Intramural referees face the frustration of peer competitors
October 4, 2000
The venom that spews out of their mouths would make an old sailor smile. They are intense. They are barbaric.
Who are they?
The sons and daughters of old seamen? Uneducated cretin?
Try the flag-football participants right here at Iowa State.
And these students’ wrath is directed at their peers – the intramural referees.
It’s playoff time now, and flag-football is the most abrupt form of post-season.
Single elimination.
Some teams are upset. Some tried to fool the refs by ranking themselves in a lower ability division than they actually deserved.
There are four classes: “A” is for beginners. “D” is for the people who narrowly missed making the actual football team.
But don’t try to put this past the keen, performance-evaluating eyes of Ben Bergman.
You will be ranked accordingly.
Bergman, junior in animal ecology, and all other referees get their talent know-how “from the pre-lim games; that’s how you know if they’re downgrading,” remarked Bergman. “We have moved a few,” he added.
With the playoffs now in full-force, the refs need to bring their thick skin with them.
Lyle Fedders, freshmen in history, believes the playoffs bring out the worse in players’ mouths.
On Tuesday, one hot-headed player got in Fedder’s face during the game and “asked me if I wanted to [bleepin’] fight him. He asked if I had any [bleepin’] nuts.”
This potty-mouth was not ejected, but Bergman hasn’t put it beyond himself to show someone the road.
He tossed one participant that was “swearing, and then [he] threw a forearm” at someone of the opposing team.

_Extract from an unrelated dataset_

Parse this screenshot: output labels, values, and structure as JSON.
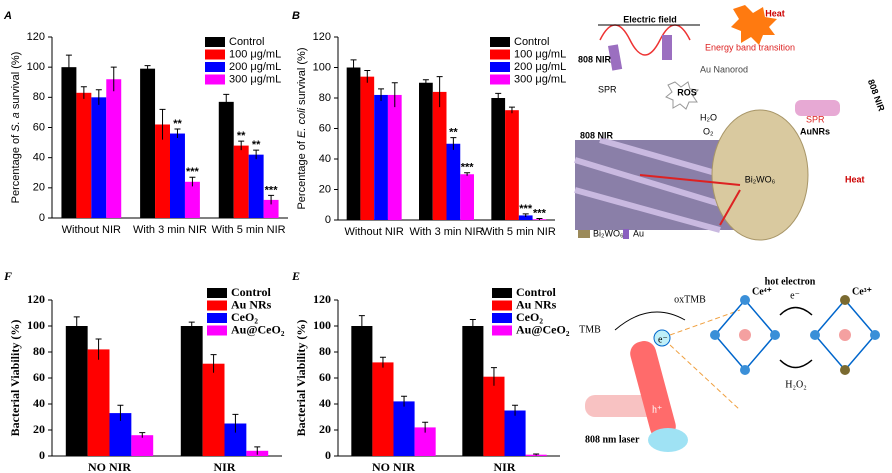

Jason Buck, junior in computer engineering, said that in a game he was refereeing on Monday, “a guy threw a punch.” Luckily, the blow missed its target. Otherwise Buck believes “that would have hurt.”
This boxer-in-waiting was given a 15-yard penalty.
It gets worse.
“We called the game,” Fedders said. He is speaking of another team that spoke and acted with such vulgarity on Monday that the contest ended with the other team holding a 13-point lead with one minute still showing on the clock.
If flag-footballers are this tough on the male refs, imagine what they must say to someone like Pam Baker.
“I’ve been told to go ref volleyball,” Baker said. But mostly she gets incredulous glances.
That statement seems to be unfounded. Baker is good at what she does. She is certified to referee junior high and junior varsity football, and plans to add softball and basketball to her resume.
Mike Stitt, junior in advertising, believes the refs need to lighten up.”They’re too picky,” Stitt said. “This is an intramural game on a weekday afternoon, not Super Bowl Sunday.”
For $6.25 an hour, the refs’ pickiness does not stem from the cash in their pockets. Instead, most do it because it is a good way to “stay active,” as Baker put it.
And when a call is missed, these ruthless souls do find it in their hearts to make it up to the other team by blowing a quick whistle to an otherwise unnoticed offense.
“It may sound bad, but most players are okay with it,” said Buck, who admitted this is an act he is guilty of.
If Buck is faced on Saturday between siding with the Cyclones or agreeing with the refs on a difficult call that goes Nebraska’s way, Buck said he would be “100% behind the referees.”